Profit is excellent at scale, throughput, and continuous consumption. It is less comfortable with sufficiency. A house that produces its own energy is resilient—but it’s also a customer who may stop being one.
From there the pattern became hard to miss. Healthcare rewards procedures more than prevention. Food systems favor yield over safety. Housing behaves like an investment vehicle first, shelter second. Data wants to be aggregated—not primarily for what large datasets can teach us about the world, but for how precisely behavior can be predicted, nudged, and sold to.
What’s often forgotten is that societies have countered this bias before. Federal incentives helped jump-start solar adoption. Public funding has stepped in where markets hesitate—such as antibiotics, which are essential to public health but generate less profit than chronic, dose-a-day medications. The interstate highway system was built as infrastructure, not a profit center. In each case, collective coordination corrected a market blind spot.
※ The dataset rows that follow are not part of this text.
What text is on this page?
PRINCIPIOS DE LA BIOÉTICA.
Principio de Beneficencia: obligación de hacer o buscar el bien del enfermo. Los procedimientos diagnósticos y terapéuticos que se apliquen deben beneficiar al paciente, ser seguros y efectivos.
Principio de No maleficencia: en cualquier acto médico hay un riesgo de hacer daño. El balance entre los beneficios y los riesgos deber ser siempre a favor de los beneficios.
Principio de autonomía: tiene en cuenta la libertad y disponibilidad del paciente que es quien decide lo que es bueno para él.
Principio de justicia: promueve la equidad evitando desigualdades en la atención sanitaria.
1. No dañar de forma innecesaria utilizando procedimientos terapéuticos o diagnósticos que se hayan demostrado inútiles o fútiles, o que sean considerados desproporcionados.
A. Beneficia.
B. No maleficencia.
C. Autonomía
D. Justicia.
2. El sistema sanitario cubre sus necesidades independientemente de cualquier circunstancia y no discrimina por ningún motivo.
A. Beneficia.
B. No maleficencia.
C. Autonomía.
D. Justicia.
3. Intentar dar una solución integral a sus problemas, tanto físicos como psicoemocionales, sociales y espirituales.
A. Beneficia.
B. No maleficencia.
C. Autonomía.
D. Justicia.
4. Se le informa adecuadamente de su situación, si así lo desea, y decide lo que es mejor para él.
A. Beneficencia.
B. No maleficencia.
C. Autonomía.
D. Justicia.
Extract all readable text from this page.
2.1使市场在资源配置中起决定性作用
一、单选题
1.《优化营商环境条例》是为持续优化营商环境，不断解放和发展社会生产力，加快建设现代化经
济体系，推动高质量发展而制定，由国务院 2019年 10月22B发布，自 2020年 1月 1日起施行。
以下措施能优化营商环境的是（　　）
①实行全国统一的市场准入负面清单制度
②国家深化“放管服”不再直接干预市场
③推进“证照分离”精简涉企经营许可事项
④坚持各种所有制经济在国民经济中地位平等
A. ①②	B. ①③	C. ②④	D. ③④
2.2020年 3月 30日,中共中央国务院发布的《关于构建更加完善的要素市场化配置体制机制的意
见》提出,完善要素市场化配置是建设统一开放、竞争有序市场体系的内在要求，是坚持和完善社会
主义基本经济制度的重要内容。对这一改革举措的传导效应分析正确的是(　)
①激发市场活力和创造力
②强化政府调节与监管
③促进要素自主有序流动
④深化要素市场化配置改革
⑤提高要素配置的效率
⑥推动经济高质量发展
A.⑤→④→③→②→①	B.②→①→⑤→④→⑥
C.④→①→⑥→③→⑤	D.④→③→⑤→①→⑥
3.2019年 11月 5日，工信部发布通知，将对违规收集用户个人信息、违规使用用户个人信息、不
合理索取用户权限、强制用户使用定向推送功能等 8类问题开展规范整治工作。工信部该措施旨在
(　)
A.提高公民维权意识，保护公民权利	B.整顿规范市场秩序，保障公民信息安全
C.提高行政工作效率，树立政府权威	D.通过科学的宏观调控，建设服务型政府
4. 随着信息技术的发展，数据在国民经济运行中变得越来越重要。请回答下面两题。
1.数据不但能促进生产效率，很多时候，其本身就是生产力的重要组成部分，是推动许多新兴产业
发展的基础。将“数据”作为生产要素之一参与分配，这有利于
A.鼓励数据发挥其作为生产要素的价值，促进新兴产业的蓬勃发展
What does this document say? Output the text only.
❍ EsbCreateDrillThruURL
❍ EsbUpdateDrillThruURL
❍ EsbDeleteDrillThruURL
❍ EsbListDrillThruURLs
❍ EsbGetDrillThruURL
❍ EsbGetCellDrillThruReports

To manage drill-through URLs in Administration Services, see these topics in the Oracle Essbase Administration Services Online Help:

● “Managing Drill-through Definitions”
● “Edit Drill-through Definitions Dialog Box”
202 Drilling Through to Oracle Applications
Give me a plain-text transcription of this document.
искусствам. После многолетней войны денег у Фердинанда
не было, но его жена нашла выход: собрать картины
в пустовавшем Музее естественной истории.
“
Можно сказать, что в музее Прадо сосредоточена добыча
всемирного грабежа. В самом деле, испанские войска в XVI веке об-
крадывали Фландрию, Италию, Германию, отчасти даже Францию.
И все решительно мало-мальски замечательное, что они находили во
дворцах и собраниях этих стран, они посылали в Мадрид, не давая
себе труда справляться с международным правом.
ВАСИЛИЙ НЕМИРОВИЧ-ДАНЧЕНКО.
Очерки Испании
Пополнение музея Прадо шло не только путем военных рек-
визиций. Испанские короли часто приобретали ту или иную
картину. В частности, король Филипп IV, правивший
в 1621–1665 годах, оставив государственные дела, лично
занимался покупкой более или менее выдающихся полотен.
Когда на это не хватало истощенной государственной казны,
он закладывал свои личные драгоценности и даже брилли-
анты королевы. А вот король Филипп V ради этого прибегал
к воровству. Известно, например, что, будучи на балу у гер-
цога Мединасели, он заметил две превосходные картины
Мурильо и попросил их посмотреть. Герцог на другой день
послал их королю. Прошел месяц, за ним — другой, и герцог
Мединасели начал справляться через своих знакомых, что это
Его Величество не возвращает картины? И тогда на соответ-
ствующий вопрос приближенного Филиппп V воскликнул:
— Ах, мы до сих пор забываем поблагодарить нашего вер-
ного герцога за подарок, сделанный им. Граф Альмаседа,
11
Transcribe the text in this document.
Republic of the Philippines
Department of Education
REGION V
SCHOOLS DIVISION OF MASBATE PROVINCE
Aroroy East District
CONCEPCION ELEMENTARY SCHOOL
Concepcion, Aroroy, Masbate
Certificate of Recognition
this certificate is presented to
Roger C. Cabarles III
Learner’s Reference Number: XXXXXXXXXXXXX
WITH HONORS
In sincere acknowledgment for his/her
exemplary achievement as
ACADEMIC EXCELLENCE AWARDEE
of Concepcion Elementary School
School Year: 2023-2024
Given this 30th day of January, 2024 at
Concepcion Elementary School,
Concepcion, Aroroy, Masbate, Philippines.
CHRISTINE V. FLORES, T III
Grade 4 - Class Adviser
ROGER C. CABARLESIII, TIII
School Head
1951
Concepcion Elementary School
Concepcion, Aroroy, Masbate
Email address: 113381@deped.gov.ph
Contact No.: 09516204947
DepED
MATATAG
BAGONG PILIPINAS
Profit isn’t (per se) immoral; it’s directional. Systems drift toward private financial gain. What reduces demand looks like inefficiency. What serves the common good is eclipsed by what can be monetized. Public intervention has sometimes restored the balance.
Ah, but here comes the backlash. Over time, the idea of shared investment has been reframed as threat rather than tool. From Reagan through Trump, public coordination is cast not as commonwealth but as conspiracy—“the deep state,” creeping socialism, loss of freedom. These fears are not accidental. They are amplified by rent-seekers whose revenues depend on keeping public solutions off the table.
Local autonomy is good. Large-scale coordination is also good. We know how to build systems that do both. What bends them out of shape is the incentive structure underneath—and the stories we’re told about why collective solutions can’t be trusted.
The question isn’t whether competition has value. It can spur ingenuity, sharpen ideas, and expose complacency. But unrestrained, the profit motive has warped competition into something else entirely—less a contest to produce better outcomes than a scramble to extract value. We call this a market; in practice it’s a kleptocracy.
Even if that drift could be reversed, the deeper problem would remain. Profit only motivates what can be translated into shareholder value. Innovations that produce sufficiency, prevention, or collective resilience don’t inspire investment when investment must equate to monetary gain.
The American fever dream is not competition in service of shared progress; it is the hope of hitting the jackpot. The profit motive rewards the few who are lucky—or ruthless—enough to win the golden ticket. If we want systems that protect our well-being rather than gamble with it, we will need a different source of motivation altogether.